Further, according to the present invention, SQUIDs fixed to a plurality of planes of the sensor block which form a predetermined angle with each other, a drive circuit for driving the SQUID to obtain a desired output, and an output of the drive circuit. An unknown number calculation circuit that calculates by approximating an unknown numerical value that is a function of the initial magnetic flux value that is the reference of the axis alignment error, the sensor sensitivity and the sensor output using, and the output of the drive circuit and the output of the unknown number calculation circuit. , A reference signal generating circuit for generating a calibration magnetic field and changing the direction of the magnetic field incident on the SQUID in a conventional magnetometer having a magnetic field calculating circuit for calculating a magnetic field to be measured using , A magnetic field change calibration coil and a magnetometer for measuring geomagnetism, and a bandpass filter that extracts only the reference signal for calibration from the output of the drive circuit and compares it with the reference signal. Filter and a comparison circuit, a calibration signal removal circuit that removes a calibration signal from the output of the drive circuit based on the output of the bandpass filter, and a magnetometer based on the output of the calibration signal removal circuit and the output of the comparison circuit.
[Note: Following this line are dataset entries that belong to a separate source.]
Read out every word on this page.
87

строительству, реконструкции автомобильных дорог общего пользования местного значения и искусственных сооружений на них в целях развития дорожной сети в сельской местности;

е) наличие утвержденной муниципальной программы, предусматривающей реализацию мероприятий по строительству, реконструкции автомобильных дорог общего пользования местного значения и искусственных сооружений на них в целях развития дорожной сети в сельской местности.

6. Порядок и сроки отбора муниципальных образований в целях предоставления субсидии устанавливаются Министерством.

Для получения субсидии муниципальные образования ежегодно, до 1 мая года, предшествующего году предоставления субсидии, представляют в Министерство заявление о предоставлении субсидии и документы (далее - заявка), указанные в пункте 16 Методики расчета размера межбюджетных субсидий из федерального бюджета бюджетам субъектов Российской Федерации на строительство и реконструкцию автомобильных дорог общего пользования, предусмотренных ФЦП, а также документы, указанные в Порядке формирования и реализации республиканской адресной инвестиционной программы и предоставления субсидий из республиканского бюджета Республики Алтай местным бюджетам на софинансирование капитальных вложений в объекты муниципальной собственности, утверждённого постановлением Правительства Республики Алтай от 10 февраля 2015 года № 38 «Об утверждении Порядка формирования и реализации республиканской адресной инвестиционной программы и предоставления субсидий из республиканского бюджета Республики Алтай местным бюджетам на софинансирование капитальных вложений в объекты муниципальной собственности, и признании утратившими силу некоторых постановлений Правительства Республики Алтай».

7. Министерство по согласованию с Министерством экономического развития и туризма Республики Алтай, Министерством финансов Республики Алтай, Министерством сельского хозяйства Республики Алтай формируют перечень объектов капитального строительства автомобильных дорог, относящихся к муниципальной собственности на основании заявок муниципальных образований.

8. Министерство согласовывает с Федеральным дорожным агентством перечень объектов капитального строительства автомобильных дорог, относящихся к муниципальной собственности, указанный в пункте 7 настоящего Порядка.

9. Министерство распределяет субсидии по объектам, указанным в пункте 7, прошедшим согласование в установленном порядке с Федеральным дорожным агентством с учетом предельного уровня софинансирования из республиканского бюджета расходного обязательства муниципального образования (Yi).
By adding a correction circuit that corrects output fluctuations, and by adding a pass / fail judgment circuit that reports an abnormality when the output of the comparison circuit exceeds a certain range, Prevent the output of the magnetometer from changing,
In addition, since the abnormality is notified when the output of the comparison circuit exceeds a certain range, a magnetometer with a small measurement error can be obtained and the quality of the SQUID and the electronic circuit can be automatically determined. Also, when calculating the unknown value,
The magnetic field incident on the SQUID is electrically changed without depending on the attitude change of the sensor block due to the turning of the airplane or the rotation of the rotating mechanism. It is possible to obtain a magnetometer having a small coefficient estimation error by reducing the adverse effect of

According to the present invention, S fixed on each of a plurality of planes of the sensor block forming a predetermined angle with each other.
Using the QUID, the drive circuit that drives the SQUID to obtain a desired output, and the output of the drive circuit, an unknown numerical value that is a function of the axis alignment error, the sensor sensitivity, and the initial magnetic flux value that serves as a reference for the sensor output is expressed by a polynomial. A conventional magnetometer having an unknown number calculation circuit that approximates and calculates the magnetic field to be measured using the output of the drive circuit and the output of the unknown number calculation circuit is used to generate a calibration magnetic field. A reference signal generation circuit for changing the direction of the magnetic field incident on the SQUID, a magnetic field change current source, a magnetic field change calibration coil, and a magnetometer for geomagnetism measurement, and a reference signal for calibration taken out from the output of the drive circuit. A bandpass filter and a comparison circuit for comparing with the above, and a calibration signal removal circuit for removing the calibration signal from the output of the drive circuit based on the output of the bandpass filter. A correction circuit that corrects the output fluctuation of the magnetometer based on the output of the calibration signal removal circuit and the output of the comparison circuit is added, and further, a magnetic field correction circuit and correction that correct the magnetic distortion generated by the magnetic field change calibration coil. By adding a coil, the output fluctuations of the magnetometer due to phase fluctuations, amplitude fluctuations, etc. of the electronic circuit did not occur.
A magnetometer with less measurement error can be obtained. Further, when calculating the unknown value, without relying on the attitude change of the sensor block due to the turning of the airplane or the rotation of the rotating mechanism,
Since the magnetic field incident on the SQUID is electrically changed and magnetic distortion is not generated when the magnetic field is changed, the adverse effect of magnetism due to the attitude change due to the turning of the airplane, the rotation of the rotating mechanism, etc. is reduced and Moreover, it is possible to obtain a magnetometer with a small coefficient estimation error.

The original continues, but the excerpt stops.